Quels types de violences voyez-vous le plus souvent ?

En Turquie, la quasi-totalité des dossiers de divorces com­portent des violences sexuelles. Les femmes n’ont pas toujours conscience qu’il s’agit de violences, car elles consi­dèrent les relations sexuelles comme un devoir conjugal. De plus, ce sont des cas où il est très difficile, tant sur le plan social que juridique, de porter plainte. Il y a donc peu de signa­le­ments, car les femmes pensent qu’elles ne seront pas soutenues et, au contraire, blâmées.

On retrouve aussi très souvent, au sein de couples, des violences d’ordre éco­no­mique et psy­cho­lo­gique. Presque toutes les femmes sont par ailleurs victimes de har­cè­le­ment sexuel, dans la rue, dans les trans­ports, ou pendant des concerts par exemple… C’est lié au système patriar­cal, au regard porté sur le corps des femmes, jugé en per­ma­nence à travers leur tenue, leur attitude, leurs gestes.


« En Turquie, presque toutes les femmes sont victimes de har­cè­le­ment sexuel. »

Funda Ekin, avocate

Pourtant, il existe, dans la juris­pru­dence turque, un principe plutôt favorable aux victimes…

Le principe de « primauté de la parole de la plai­gnante » apparaît effec­ti­ve­ment dans les juris­pru­dences de la Cour de cassation et de la Cour consti­tu­tion­nelle.

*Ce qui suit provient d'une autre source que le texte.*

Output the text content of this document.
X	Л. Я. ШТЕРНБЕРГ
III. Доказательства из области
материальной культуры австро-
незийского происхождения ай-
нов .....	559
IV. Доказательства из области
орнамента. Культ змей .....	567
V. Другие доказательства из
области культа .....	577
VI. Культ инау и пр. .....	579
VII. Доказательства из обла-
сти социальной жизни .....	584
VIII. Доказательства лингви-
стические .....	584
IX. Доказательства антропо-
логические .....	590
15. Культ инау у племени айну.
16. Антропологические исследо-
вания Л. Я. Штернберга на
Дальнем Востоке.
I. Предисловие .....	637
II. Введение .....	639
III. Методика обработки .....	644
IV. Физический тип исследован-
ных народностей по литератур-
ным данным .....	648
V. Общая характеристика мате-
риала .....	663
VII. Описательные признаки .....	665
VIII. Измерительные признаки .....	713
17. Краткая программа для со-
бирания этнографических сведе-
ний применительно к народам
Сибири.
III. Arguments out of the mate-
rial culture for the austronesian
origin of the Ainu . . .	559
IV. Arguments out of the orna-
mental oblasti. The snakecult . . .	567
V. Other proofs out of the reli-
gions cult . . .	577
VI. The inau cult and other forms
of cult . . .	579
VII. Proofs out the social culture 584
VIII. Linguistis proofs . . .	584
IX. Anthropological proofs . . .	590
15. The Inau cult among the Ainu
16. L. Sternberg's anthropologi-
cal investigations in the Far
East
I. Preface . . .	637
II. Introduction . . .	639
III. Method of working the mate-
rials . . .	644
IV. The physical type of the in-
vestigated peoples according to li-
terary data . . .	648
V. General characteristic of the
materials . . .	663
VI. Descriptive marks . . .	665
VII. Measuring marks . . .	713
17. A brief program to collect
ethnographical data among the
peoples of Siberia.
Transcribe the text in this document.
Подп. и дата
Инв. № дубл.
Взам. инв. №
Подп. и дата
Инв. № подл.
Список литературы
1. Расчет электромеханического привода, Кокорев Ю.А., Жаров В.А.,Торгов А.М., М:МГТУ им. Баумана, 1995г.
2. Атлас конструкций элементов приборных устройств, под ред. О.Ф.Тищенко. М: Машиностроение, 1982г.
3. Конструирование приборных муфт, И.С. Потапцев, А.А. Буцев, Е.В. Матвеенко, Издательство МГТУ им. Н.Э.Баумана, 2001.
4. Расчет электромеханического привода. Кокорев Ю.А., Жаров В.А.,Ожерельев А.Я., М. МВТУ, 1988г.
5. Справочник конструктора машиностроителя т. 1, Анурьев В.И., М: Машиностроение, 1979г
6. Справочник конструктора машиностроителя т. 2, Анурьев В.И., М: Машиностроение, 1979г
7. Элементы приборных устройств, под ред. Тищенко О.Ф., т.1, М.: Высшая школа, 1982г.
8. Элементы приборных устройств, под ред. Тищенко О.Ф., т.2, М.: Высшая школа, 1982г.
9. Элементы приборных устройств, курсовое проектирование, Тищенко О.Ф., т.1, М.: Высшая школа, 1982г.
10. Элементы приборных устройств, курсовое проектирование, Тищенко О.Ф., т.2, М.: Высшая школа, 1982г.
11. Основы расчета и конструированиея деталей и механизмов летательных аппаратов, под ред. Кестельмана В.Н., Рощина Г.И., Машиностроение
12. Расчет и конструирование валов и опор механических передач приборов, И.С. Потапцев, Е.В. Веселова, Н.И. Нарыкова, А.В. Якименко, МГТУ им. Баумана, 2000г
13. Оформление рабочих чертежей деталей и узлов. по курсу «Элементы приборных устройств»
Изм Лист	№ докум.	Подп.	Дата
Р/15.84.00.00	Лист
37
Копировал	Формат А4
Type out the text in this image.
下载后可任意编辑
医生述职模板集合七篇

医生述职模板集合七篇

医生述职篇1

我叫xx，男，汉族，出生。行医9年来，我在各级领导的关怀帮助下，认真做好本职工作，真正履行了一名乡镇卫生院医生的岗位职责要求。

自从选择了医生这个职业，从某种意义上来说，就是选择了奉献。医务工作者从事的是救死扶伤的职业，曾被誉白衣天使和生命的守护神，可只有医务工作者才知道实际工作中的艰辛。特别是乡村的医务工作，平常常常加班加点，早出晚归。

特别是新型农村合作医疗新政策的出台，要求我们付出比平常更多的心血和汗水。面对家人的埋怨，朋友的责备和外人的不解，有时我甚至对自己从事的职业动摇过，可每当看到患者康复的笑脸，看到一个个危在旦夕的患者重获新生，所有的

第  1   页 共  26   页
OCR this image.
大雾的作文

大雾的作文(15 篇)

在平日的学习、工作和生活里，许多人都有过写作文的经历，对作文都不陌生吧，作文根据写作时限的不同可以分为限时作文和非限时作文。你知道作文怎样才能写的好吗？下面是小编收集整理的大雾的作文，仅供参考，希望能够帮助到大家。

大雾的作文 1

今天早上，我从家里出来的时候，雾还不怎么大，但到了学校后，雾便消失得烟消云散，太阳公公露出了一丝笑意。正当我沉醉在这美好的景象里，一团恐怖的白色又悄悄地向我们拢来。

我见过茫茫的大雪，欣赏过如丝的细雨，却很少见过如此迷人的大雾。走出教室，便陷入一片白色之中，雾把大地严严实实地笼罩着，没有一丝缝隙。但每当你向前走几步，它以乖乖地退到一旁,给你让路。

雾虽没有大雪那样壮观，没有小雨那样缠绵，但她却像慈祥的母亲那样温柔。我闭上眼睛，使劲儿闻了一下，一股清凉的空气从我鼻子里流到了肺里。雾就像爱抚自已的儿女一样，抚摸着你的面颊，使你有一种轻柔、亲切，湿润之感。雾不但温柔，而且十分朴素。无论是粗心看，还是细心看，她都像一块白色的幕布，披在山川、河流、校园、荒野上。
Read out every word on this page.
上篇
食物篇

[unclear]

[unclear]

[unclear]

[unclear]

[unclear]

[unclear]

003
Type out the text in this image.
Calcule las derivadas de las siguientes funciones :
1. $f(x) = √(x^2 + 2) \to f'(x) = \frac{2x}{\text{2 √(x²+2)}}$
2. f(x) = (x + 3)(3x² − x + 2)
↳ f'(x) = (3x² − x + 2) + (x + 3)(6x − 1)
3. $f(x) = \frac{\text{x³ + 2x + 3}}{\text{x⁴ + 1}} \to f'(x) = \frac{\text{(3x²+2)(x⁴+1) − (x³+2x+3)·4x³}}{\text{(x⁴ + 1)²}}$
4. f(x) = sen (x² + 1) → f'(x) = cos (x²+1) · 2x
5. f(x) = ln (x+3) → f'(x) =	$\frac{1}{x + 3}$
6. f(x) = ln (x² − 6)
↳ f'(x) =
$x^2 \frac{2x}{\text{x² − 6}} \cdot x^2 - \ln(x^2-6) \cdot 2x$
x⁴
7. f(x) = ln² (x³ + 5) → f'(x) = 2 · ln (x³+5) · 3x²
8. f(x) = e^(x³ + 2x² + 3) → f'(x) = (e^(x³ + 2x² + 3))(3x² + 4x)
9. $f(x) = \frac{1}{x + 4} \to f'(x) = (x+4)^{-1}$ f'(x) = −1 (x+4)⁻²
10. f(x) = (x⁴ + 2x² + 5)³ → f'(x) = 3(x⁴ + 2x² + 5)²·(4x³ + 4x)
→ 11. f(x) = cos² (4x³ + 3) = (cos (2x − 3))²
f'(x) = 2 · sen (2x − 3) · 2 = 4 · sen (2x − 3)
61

Dans les cas de crimes sexuels, c’est à l’auteur présumé de réfuter les faits : si le crime n’a pas eu lieu, il doit en apporter la preuve. C’est une forme d’inversion de la « charge de la preuve* ».

Les tribunaux s’attachent avant tout à évaluer si la décla­ra­tion de la victime est cohérente. Quand la plainte a‑t-elle été déposée ? Comment a‑t-elle été formulée ? Existe-t-il un passif d’animosité ? Pourquoi une femme porte-t-elle cette accu­sa­tion alors même que cela pourrait porter atteinte à son honneur et à sa dignité ?

En 2020, la Cour de cassation a utilisé le principe de « primauté de la parole de la plai­gnante » dans une affaire de har­cè­le­ment sexuel impli­quant un patron et une secré­taire dans laquelle les faits se sont déroulés sans témoin. Après avoir porté plainte, la secré­taire a perdu son emploi, et l’affaire s’est ébruitée dans tout son milieu pro­fes­sion­nel : sa dignité et son honneur sont devenus un sujet de débat. Cela repré­sente un coût énorme dans la vie de la plai­gnante. Quel intérêt avait-elle à accuser son patron ? La Cour est donc partie de ces réflexions pour faire avancer la procédure.

Personnellement, en plus de vingt ans de métier, je n’ai jamais vu une femme mentir sur ce type de faits.

Qu’est ce que le mouvement MeToo turc peut attendre du système judiciaire ?

En théorie, les pro­cu­reurs doivent agir dans l’intérêt public et prendre connais­sance des infrac­tions lorsqu’ils reçoivent des plaintes. Mais, en Turquie, on ne les a jamais vus s’emparer de révé­la­tions publiques de har­cè­le­ment ou d’agressions sexuelles. Ils inter­viennent plus volon­tiers sur des sujets poli­tiques [liés à des questions de mœurs]. Par exemple, en septembre, deux procès ont été ouverts immé­dia­te­ment après des plaintes du ministère de l’Intérieur contre des groupes de musique pop [pour « obscénité » et « exhi­bi­tion­nisme »].

* Dans le droit pénal français, la charge de la preuve repose sur les victimes. C’est à elles d’apporter des éléments prouvant les faits qu’elles dénoncent.